Published in final edited form as: J Pediatr. 2016 Jun 16;176:7–9. doi: 10.1016/j.jpeds.2016.05.061

Do Red Blood Cell Indices Explain Racial Differences in the Relationship between Hemoglobin A1c and Blood Glucose?

Robert M Cohen 1, Eric P Smith 2, Shahriar Arbabi 3, Charles T Quinn 4, Robert S Franco 5
PMCID: PMC5003710  NIHMSID: NIHMS797132  PMID: 27318381

For a clinical test that has been around as long as hemoglobin A1c (HbA1c) and that started with a seemingly straightforward and simple story, there sure have been a series of controversies, many of which are still being debated. To most health care providers practicing today, however, it is essentially noncontroversial dogma that Hb is glycated on specific residues over the “120-day” lifespan of the red blood cell (RBC) and that HbA1c reflects average glycemic control equally well in everyone. Accordingly, you read the result, make a clinical decision, and get on with it, right?

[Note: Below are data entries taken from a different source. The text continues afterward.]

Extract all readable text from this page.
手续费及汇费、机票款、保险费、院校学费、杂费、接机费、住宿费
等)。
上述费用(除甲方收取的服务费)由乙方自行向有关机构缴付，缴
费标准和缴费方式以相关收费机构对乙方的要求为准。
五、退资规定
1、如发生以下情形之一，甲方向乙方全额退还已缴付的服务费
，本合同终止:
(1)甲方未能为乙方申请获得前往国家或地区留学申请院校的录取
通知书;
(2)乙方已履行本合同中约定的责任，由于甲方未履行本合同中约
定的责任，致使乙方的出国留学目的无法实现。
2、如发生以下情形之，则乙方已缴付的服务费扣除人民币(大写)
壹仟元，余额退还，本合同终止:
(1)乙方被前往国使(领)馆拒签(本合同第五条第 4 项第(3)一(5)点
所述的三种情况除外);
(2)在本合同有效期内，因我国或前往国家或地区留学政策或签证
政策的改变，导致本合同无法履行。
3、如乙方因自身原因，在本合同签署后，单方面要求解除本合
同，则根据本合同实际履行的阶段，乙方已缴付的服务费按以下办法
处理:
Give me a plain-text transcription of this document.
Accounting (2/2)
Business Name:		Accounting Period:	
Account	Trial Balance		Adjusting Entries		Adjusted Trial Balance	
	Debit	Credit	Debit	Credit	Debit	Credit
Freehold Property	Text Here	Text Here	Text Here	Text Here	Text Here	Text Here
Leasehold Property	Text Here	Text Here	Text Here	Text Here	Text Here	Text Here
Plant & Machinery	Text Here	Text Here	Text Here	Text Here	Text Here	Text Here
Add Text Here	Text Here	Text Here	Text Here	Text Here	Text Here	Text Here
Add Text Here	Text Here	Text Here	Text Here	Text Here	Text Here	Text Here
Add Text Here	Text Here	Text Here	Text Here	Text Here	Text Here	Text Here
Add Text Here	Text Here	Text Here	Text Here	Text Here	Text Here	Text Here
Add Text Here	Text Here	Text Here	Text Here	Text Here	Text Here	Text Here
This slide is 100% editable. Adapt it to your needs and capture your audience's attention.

Of course, we have all been taught that there are some conditions in which this is not true, namely, hemoglobinopathies that interfere in certain kinds of assays for HbA1c, and hemolytic diseases, such as sickle cell anemia and hereditary spherocytosis, in which the lifespan of the RBC is shortened. So, what is the big deal with the paper by Hamdan et al1 in this volume of The Journal? Why should the practitioner care? “The big deal” is the increasing recognition of situations in which the ostensibly simple story of HbA1c is not as straightforward as we once thought and we really do not know how often this leads to flawed clinical decisions. We will focus on mechanisms first, because they lead to understanding how a seemingly small alteration can significantly interfere with the assumptions underlying HbA1c interpretation.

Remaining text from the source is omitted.